Dans l'ensemble, la révolution de l'IA se traduira par un décollage soudain de toutes ces technologies, dont beaucoup existent depuis plus d'une décennie avec une adoption relativement lente. Ces technologies créeront beaucoup de valeur, qui sera principalement captée par les entreprises qui les possèdent : les entreprises de conception générative, les entreprises de maintenance prédictive, les entreprises de cobots. L'utilisation des LLM se développera, mais ces applications ne génèreront pas un volume considérable : La conception générative n'a tout simplement pas autant d'utilisateurs que, par exemple, la recherche sur le web. Les LLM eux-mêmes resteront un service très coûteux et économiquement risqué, fourni par une poignée de grandes entreprises. Les gros titres diront que la révolution de l'IA a échoué et que nous aurions dû nous enthousiasmer pour l'informatique des matériaux, la maintenance prédictive ou les cobots, mais cela n'a pas été le cas : Les LLM auront joué un rôle crucial dans l'adoption d'un large éventail de technologies.
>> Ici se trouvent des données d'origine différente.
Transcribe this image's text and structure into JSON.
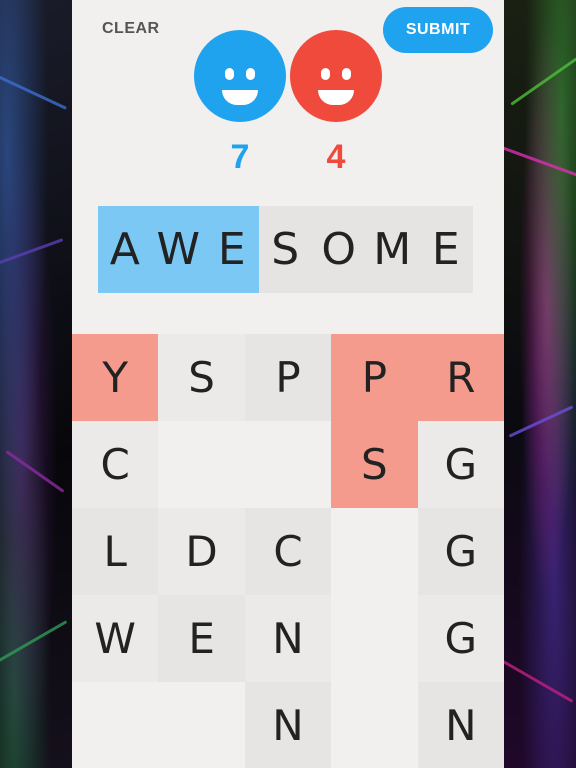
{
  "header": {
    "clear_label": "CLEAR",
    "submit_label": "SUBMIT"
  },
  "players": {
    "blue": {
      "score": "7",
      "color": "#1fa3ef"
    },
    "red": {
      "score": "4",
      "color": "#f04a3c"
    }
  },
  "word": {
    "letters": [
      "A",
      "W",
      "E",
      "S",
      "O",
      "M",
      "E"
    ],
    "blue_owned_count": 3
  },
  "grid": {
    "rows": [
      [
        "Y",
        "S",
        "P",
        "P",
        "R"
      ],
      [
        "C",
        "",
        "",
        "S",
        "G"
      ],
      [
        "L",
        "D",
        "C",
        "",
        "G"
      ],
      [
        "W",
        "E",
        "N",
        "",
        "G"
      ],
      [
        "",
        "",
        "N",
        "",
        "N"
      ]
    ],
    "red_tiles": [
      "0-0",
      "0-3",
      "0-4",
      "1-3"
    ]
  }
}
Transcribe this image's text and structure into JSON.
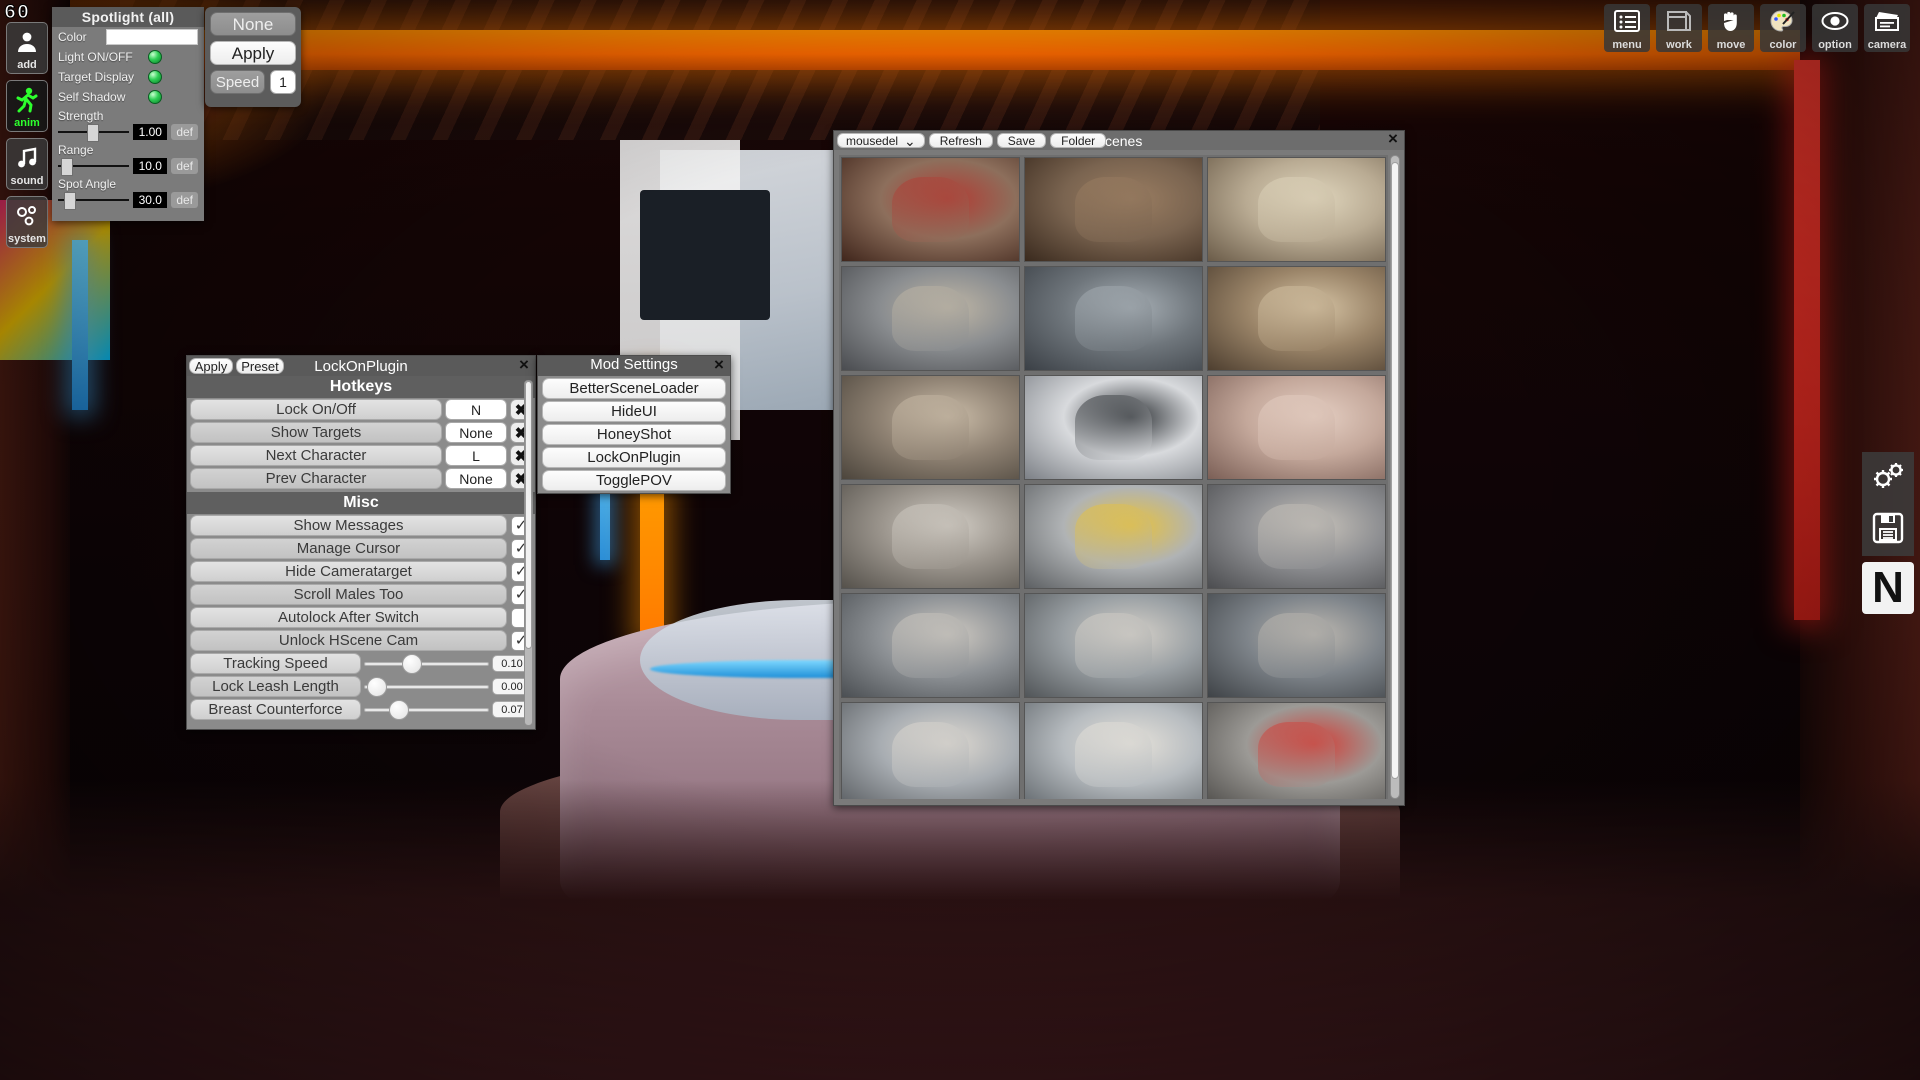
{
  "hud": {
    "fps": "60"
  },
  "left_rail": {
    "items": [
      {
        "label": "add",
        "icon": "add-character-icon"
      },
      {
        "label": "anim",
        "icon": "animation-running-icon"
      },
      {
        "label": "sound",
        "icon": "music-note-icon"
      },
      {
        "label": "system",
        "icon": "gears-icon"
      }
    ]
  },
  "spotlight": {
    "title": "Spotlight (all)",
    "color_label": "Color",
    "color_value": "#ffffff",
    "toggles": [
      {
        "label": "Light ON/OFF",
        "on": true
      },
      {
        "label": "Target Display",
        "on": true
      },
      {
        "label": "Self Shadow",
        "on": true
      }
    ],
    "sliders": [
      {
        "label": "Strength",
        "value": "1.00",
        "pos": 40,
        "default_label": "def"
      },
      {
        "label": "Range",
        "value": "10.0",
        "pos": 5,
        "default_label": "def"
      },
      {
        "label": "Spot Angle",
        "value": "30.0",
        "pos": 10,
        "default_label": "def"
      }
    ]
  },
  "anim_panel": {
    "none_label": "None",
    "apply_label": "Apply",
    "speed_label": "Speed",
    "speed_value": "1"
  },
  "toolbar": {
    "items": [
      {
        "label": "menu",
        "icon": "menu-list-icon"
      },
      {
        "label": "work",
        "icon": "workspace-window-icon"
      },
      {
        "label": "move",
        "icon": "hand-move-icon"
      },
      {
        "label": "color",
        "icon": "palette-icon"
      },
      {
        "label": "option",
        "icon": "eye-icon"
      },
      {
        "label": "camera",
        "icon": "clapperboard-icon"
      }
    ]
  },
  "side_buttons": {
    "items": [
      {
        "name": "settings-gears-button",
        "icon": "gears-icon",
        "label": ""
      },
      {
        "name": "save-button",
        "icon": "floppy-disk-icon",
        "label": ""
      },
      {
        "name": "n-button",
        "icon": "letter-n-icon",
        "label": "N"
      }
    ]
  },
  "lockon": {
    "title": "LockOnPlugin",
    "apply_label": "Apply",
    "preset_label": "Preset",
    "close_label": "×",
    "hotkeys_header": "Hotkeys",
    "hotkeys": [
      {
        "label": "Lock On/Off",
        "value": "N",
        "clear": "✖"
      },
      {
        "label": "Show Targets",
        "value": "None",
        "clear": "✖"
      },
      {
        "label": "Next Character",
        "value": "L",
        "clear": "✖"
      },
      {
        "label": "Prev Character",
        "value": "None",
        "clear": "✖"
      }
    ],
    "misc_header": "Misc",
    "misc_toggles": [
      {
        "label": "Show Messages",
        "checked": true
      },
      {
        "label": "Manage Cursor",
        "checked": true
      },
      {
        "label": "Hide Cameratarget",
        "checked": true
      },
      {
        "label": "Scroll Males Too",
        "checked": true
      },
      {
        "label": "Autolock After Switch",
        "checked": false
      },
      {
        "label": "Unlock HScene Cam",
        "checked": true
      }
    ],
    "misc_sliders": [
      {
        "label": "Tracking Speed",
        "value": "0.10",
        "pos": 30
      },
      {
        "label": "Lock Leash Length",
        "value": "0.00",
        "pos": 4
      },
      {
        "label": "Breast Counterforce",
        "value": "0.07",
        "pos": 22
      }
    ]
  },
  "mod_settings": {
    "title": "Mod Settings",
    "close_label": "×",
    "buttons": [
      "BetterSceneLoader",
      "HideUI",
      "HoneyShot",
      "LockOnPlugin",
      "TogglePOV"
    ]
  },
  "scenes": {
    "title": "Scenes",
    "close_label": "×",
    "dropdown_value": "mousedel",
    "dropdown_caret": "⌄",
    "buttons": [
      "Refresh",
      "Save",
      "Folder"
    ],
    "thumbnails": [
      {
        "id": 1,
        "alt": "library-red-couch-scene",
        "c1": "#8d6f5c",
        "c2": "#40261c",
        "c3": "#b23b33"
      },
      {
        "id": 2,
        "alt": "library-shelves-scene",
        "c1": "#7a6450",
        "c2": "#3a2a1e",
        "c3": "#9b7e62"
      },
      {
        "id": 3,
        "alt": "round-window-cats-scene",
        "c1": "#b9ab93",
        "c2": "#6b5c49",
        "c3": "#e0d6bd"
      },
      {
        "id": 4,
        "alt": "street-dog-rain-scene",
        "c1": "#8a8d90",
        "c2": "#4a4c50",
        "c3": "#c0b7a6"
      },
      {
        "id": 5,
        "alt": "rainy-street-car-scene",
        "c1": "#6f767c",
        "c2": "#3b4046",
        "c3": "#a8b0b6"
      },
      {
        "id": 6,
        "alt": "guitar-indoor-scene",
        "c1": "#9a8468",
        "c2": "#4e3f30",
        "c3": "#d6c4a5"
      },
      {
        "id": 7,
        "alt": "guitar-lying-scene",
        "c1": "#8f8273",
        "c2": "#4c453c",
        "c3": "#cbbda9"
      },
      {
        "id": 8,
        "alt": "guitar-white-room-scene",
        "c1": "#d8dadd",
        "c2": "#7c8086",
        "c3": "#2b2f33"
      },
      {
        "id": 9,
        "alt": "pool-flowers-scene",
        "c1": "#c4a89b",
        "c2": "#7b5f56",
        "c3": "#e6d0c4"
      },
      {
        "id": 10,
        "alt": "rubble-sitting-scene",
        "c1": "#9a948c",
        "c2": "#55514b",
        "c3": "#d3cec6"
      },
      {
        "id": 11,
        "alt": "yellow-car-street-scene",
        "c1": "#b0b3b5",
        "c2": "#5d6063",
        "c3": "#e8c23a"
      },
      {
        "id": 12,
        "alt": "window-lying-scene",
        "c1": "#8e8f92",
        "c2": "#4c4d50",
        "c3": "#c8c3bb"
      },
      {
        "id": 13,
        "alt": "street-two-figures-scene",
        "c1": "#8e9296",
        "c2": "#4b4f53",
        "c3": "#cfcac2"
      },
      {
        "id": 14,
        "alt": "street-dog-two-scene",
        "c1": "#9aa0a4",
        "c2": "#515558",
        "c3": "#d7d2ca"
      },
      {
        "id": 15,
        "alt": "city-night-scene",
        "c1": "#7e848a",
        "c2": "#3f4347",
        "c3": "#bfbab2"
      },
      {
        "id": 16,
        "alt": "snow-street-dog-scene",
        "c1": "#a8adb2",
        "c2": "#5b5f63",
        "c3": "#ded9d1"
      },
      {
        "id": 17,
        "alt": "fountain-plaza-scene",
        "c1": "#b7bcc0",
        "c2": "#646a6f",
        "c3": "#e6e2da"
      },
      {
        "id": 18,
        "alt": "umbrella-parasol-scene",
        "c1": "#9c9a96",
        "c2": "#514f4c",
        "c3": "#d43b34"
      }
    ]
  }
}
L'invisibilité des succès probables des LLM en coulisses - ainsi que leur grande visibilité pour des applications triviales ou ennuyeuses, comme les chatbots du service client - consolidera la réputation d'échec de l'IA. Mais ne pleurez pas pour les développeurs : Une fois que ces applications commenceront à avoir un impact réel, les grands acteurs du LLM finiront probablement par capturer une grande partie de la valeur créée par ces développeurs d'applications, soit par l'acquisition, soit par une tarification monopolistique de type magasin d'applications. Mais les utilisateurs de ces systèmes auront encore beaucoup de valeur à gagner, en récoltant les bénéfices d'une plus grande mise en œuvre de technologies améliorant l'efficacité et la productivité.